SANTO DOMINGO.- El Centro de Operaciones de Emergencias (COE) elevó a 20 las provincias en alerta amarilla y redujo a 7 las que se encuentran en alerta verde, debido a las lluvias que continúan afectando el país, acompañadas de tormentas eléctricas, ráfagas de viento, posibles deslizamientos de tierra e incluso caída ocasional de granizo.
En las primeras horas de la mañana de este jueves, el organismo había colocado 26 provincias en alerta.
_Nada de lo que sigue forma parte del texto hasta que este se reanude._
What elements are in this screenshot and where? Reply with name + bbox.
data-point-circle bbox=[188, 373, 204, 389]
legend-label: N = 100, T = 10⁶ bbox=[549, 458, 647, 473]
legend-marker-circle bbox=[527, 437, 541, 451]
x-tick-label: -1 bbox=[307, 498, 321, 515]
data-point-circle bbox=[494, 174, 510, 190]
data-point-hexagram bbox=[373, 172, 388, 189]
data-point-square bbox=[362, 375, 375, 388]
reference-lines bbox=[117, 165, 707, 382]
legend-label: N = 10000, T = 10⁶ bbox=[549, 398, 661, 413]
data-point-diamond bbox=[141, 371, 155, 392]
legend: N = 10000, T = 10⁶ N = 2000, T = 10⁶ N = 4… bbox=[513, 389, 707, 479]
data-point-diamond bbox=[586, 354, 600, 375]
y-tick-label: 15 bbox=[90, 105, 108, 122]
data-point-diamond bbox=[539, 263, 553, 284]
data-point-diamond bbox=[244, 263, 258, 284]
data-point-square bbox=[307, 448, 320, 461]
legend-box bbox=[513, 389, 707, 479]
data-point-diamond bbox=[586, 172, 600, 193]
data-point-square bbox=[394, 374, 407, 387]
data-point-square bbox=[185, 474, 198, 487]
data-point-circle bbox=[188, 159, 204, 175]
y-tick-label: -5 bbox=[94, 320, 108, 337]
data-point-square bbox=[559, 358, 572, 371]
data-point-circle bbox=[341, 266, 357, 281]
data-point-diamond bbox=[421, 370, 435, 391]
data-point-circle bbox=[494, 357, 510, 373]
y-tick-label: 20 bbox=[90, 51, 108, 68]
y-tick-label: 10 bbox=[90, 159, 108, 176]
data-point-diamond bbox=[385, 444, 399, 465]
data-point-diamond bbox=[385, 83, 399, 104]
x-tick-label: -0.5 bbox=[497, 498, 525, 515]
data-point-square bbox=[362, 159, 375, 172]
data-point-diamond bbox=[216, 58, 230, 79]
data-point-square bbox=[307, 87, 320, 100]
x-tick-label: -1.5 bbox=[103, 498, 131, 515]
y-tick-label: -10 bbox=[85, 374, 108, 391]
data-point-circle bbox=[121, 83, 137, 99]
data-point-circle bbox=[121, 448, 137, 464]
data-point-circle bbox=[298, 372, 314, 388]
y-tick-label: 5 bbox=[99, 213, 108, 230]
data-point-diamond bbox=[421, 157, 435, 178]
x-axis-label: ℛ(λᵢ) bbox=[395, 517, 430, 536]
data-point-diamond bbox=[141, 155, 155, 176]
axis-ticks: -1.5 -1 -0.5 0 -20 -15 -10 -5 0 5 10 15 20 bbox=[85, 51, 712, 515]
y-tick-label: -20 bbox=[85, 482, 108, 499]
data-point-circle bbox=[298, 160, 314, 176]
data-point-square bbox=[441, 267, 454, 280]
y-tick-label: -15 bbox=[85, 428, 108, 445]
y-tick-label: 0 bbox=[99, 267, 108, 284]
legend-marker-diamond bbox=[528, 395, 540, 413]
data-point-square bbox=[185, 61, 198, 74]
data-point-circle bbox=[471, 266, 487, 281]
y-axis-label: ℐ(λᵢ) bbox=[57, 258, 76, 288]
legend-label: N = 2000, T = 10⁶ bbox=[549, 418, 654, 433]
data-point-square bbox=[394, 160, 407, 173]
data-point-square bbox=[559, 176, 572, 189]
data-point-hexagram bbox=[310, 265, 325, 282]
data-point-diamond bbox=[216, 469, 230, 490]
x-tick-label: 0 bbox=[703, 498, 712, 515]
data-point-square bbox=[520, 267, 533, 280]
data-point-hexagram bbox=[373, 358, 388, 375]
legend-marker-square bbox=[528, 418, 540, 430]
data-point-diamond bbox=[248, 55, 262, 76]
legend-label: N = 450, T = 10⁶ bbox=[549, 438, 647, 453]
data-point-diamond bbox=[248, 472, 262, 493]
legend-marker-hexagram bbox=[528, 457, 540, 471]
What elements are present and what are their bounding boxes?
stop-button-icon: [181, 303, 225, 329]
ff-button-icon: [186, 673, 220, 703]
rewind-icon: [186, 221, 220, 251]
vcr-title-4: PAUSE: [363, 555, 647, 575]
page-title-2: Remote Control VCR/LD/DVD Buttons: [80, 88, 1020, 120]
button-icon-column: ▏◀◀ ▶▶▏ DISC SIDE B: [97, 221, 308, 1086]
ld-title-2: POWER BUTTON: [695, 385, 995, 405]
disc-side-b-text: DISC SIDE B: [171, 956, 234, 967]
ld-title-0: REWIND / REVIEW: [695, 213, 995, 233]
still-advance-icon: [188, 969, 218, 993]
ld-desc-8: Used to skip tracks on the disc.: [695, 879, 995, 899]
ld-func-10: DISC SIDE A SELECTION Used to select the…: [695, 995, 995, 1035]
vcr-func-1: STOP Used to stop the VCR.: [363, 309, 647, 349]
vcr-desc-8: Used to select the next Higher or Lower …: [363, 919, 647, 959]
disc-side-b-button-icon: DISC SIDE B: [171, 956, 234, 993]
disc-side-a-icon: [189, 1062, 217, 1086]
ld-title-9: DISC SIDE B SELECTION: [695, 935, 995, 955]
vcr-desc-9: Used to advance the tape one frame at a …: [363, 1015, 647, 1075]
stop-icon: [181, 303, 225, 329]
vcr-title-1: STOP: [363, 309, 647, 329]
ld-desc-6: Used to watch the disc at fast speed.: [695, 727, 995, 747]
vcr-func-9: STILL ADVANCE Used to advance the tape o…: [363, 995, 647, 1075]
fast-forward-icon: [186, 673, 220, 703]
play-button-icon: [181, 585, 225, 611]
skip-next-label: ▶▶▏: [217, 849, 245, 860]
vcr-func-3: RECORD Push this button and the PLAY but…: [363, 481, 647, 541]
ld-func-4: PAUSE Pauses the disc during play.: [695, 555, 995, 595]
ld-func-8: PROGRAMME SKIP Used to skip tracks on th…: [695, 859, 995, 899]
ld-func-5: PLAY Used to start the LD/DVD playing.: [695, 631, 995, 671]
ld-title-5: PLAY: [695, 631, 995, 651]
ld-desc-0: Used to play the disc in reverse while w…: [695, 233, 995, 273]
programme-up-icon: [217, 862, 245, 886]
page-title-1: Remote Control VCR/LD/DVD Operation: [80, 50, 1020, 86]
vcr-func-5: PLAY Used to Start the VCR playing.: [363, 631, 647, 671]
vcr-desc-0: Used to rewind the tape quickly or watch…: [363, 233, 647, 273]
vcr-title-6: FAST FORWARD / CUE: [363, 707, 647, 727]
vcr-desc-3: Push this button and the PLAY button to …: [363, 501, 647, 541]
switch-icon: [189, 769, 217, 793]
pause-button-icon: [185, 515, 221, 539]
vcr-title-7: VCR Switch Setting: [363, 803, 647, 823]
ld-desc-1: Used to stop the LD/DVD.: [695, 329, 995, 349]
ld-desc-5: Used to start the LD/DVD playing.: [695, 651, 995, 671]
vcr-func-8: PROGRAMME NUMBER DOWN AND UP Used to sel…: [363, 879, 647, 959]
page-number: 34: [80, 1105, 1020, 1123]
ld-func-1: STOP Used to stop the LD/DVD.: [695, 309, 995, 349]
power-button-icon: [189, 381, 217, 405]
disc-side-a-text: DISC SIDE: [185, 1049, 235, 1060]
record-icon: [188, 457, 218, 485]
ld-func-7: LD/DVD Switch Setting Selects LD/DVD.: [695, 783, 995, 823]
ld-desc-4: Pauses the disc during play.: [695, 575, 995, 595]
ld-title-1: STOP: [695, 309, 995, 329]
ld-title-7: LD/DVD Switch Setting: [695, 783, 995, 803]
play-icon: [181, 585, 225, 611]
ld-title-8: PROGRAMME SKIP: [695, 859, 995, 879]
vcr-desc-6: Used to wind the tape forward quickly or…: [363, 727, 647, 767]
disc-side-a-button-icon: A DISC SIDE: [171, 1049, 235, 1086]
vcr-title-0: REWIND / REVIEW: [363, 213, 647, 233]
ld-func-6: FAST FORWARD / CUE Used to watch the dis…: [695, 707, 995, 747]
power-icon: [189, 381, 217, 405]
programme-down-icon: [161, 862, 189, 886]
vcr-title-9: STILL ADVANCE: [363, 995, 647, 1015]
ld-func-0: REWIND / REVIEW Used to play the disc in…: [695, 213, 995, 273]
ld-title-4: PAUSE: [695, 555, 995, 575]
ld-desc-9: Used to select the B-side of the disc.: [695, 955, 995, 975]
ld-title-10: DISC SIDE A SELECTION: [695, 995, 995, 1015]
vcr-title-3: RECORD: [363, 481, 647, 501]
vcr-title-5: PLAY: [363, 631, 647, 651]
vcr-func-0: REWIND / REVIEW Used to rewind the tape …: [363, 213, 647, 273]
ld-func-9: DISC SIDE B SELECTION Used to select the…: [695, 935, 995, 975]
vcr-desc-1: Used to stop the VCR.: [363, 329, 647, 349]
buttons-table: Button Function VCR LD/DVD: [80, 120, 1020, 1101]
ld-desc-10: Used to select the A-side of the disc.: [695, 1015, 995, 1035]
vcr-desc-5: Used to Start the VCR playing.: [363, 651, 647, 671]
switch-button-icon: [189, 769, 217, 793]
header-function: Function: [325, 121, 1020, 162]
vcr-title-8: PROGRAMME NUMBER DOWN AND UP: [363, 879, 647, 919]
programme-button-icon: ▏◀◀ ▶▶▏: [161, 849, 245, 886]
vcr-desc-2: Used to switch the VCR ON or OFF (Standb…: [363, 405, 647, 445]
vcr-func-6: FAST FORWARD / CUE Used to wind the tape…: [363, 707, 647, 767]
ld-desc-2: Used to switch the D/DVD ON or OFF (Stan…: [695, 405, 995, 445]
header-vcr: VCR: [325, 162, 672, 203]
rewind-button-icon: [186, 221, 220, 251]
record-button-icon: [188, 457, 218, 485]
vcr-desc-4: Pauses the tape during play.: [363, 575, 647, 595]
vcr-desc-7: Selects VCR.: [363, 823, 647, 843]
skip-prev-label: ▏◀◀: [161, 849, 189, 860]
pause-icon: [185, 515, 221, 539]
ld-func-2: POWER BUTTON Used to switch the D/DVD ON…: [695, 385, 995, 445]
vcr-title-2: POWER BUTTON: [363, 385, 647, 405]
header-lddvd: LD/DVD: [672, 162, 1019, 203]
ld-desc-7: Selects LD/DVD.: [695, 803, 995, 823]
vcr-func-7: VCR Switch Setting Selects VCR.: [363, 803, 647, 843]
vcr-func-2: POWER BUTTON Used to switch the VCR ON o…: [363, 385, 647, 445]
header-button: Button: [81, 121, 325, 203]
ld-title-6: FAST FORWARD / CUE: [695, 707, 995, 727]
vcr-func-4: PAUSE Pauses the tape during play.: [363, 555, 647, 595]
Sin embargo, en su informe de la tarde, actualizó la cifra a 27 demarcaciones: 19 provincias y el Distrito Nacional en alerta amarilla, y 7 en alerta verde.
Las provincias en alerta amarilla son: Santo Domingo, San José de Ocoa, Distrito Nacional, Santiago Rodríguez, San Pedro de Macorís, Monte Cristi, Hermanas Mirabal, Santiago, Puerto Plata, Monseñor Nouel, La Altagracia, San Cristóbal, Monte Plata, La Romana, Duarte (especialmente el Bajo Yuna), El Seibo, Hato Mayor, La Vega, Sánchez Ramírez y Espaillat.
Mientras que en alerta verde se encuentran: María Trinidad Sánchez, Valverde, Independencia, Samaná, Dajabón, Elías Piña y San Juan.
“El COE aumenta a 19 provincias y el Distrito Nacional en alerta amarilla y mantiene 7 en verde, debido a que el INDOMET y el INDRHI establecen que este jueves una masa de aire con alto contenido de humedad, influenciada por el viento y los efectos de una vaguada, provocará incrementos nubosos significativos, acompañados de aguaceros moderados a fuertes, que serán más intensos después del mediodía, con tormentas eléctricas, ráfagas de viento, deslizamientos de tierra en ocasiones e incluso posibles granizos”, indica el informe.
Ante esta situación, las autoridades recomiendan a la población abstenerse de cruzar ríos, arroyos y cañadas con alto volumen de agua, así como evitar el uso de balnearios en las provincias bajo alerta.
De igual forma, en la costa atlántica, el INDOMET exhorta a los operadores de embarcaciones frágiles, pequeñas y medianas a navegar con precaución cerca del perímetro costero, sin aventurarse mar adentro, debido a vientos anormales y oleaje peligroso. En la costa caribeña, las condiciones permanecen sin restricciones.